97年10月11日、わたしがウズベキスタンで日本代表の戦いぶりに激しく落胆していたころ、東京ドームでは日本人の格闘技ファンが呆然となっていた。高田延彦がヒクソン・グレイシーに惨敗を喫したのである。

 

 今年は、世界の格闘技界に大きな影響を及ぼしたこの試合からちょうど20年ということで、目下、当時の関係者に片っ端からお話をうかがっているのだが、いまさらながら鳥肌モノのエピソードの多さに驚かされている。

 

 何より愕然とさせられるのは高田サイドとヒクソンのサイド、双方のこの試合に対する感じ方、考え方の圧倒的な違いである。未知なる強敵を前に「まるで死刑台に昇るような気分」でリングに向かった高田に対し、ヒクソンの側にはまるで緊張がなかったという。

 

「リオというタフな街で生まれ育ち、銃を持った輩が大挙して道場に押し寄せてくることもあった。

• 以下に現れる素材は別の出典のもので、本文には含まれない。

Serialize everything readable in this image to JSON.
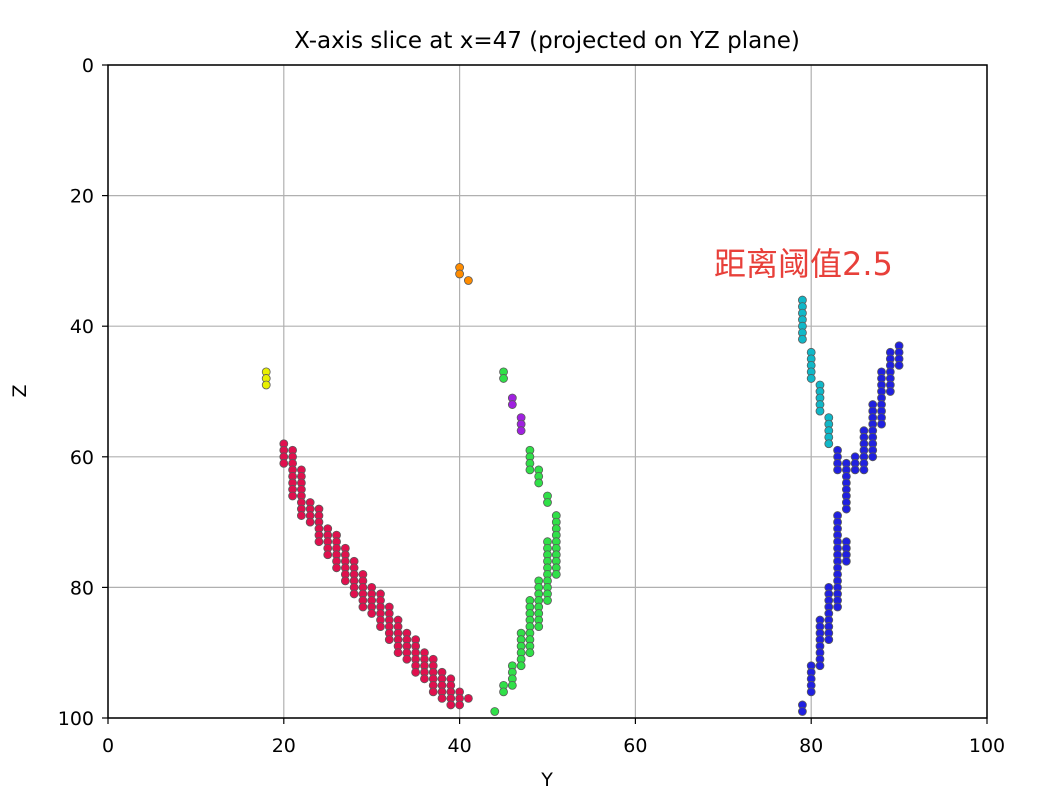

そんな環境に比べれば、グローブをした相手と、軟らかいマットの上で戦うことに不安なんか感じるはずがないでしょう」(セコンドについたスタッフの一人)。

 

 格闘家ではありながら、死の淵を覗き込んだ経験はなかった日本人と、日常的に死に神と向かい合ってきたブラジル人。取材を進めれば進めるほど、高田の勝つチャンスは皆無だったことを思い知らされている。

 

 U-20日本代表の戦いぶりが、それにダブった。

 

 堂安がいい選手であることは間違いない。ベネズエラ戦での出来はさっぱりだったが三好の今後には期待もしている。彼らだけではない。今回プレーしたほぼすべての選手に言えることだが、皆おしなべて好素材ながら、皆おしなべて根本的な部分が淡泊に見えた。

 

 純粋に素材だけの比較であれば、ベネズエラと日本の間に大した差はなかったように思う。それでも、多くの選手がA代表でプレーし、国を背負うことの誇りだけでなく恐怖も知っている彼らは、勝つために必要になりそうなものを必死になってピッチの上で探していた。自分のプレーをしよう、と考えたのが日本の選手だとしたら、相手の弱点を探し、少しでもそこをつついてやろうと目論んでいたのがベネズエラだった。ベンチから与えられた指示通りに戦おうとしたのが日本だとしたら、指示を受けた上で、己の知恵とセンサーをフル稼働させたのがベネズエラだった。

 

 日本にも決定機は何度かあった。ただ、シュートを外してもサポーターから名前を連呼してもらえる環境で育った選手に、外せば罵声を浴び、下手をすると身の危険すら感じる状況でプレーしているアタッカーと、同様の決定力を期待できるものだろうか。

 

 世界は、もう少しで手の届くところにある。そのことはよくわかった。けれどいまのままでは絶対に届かない。そのこともよくわかった、U-20のW杯だった。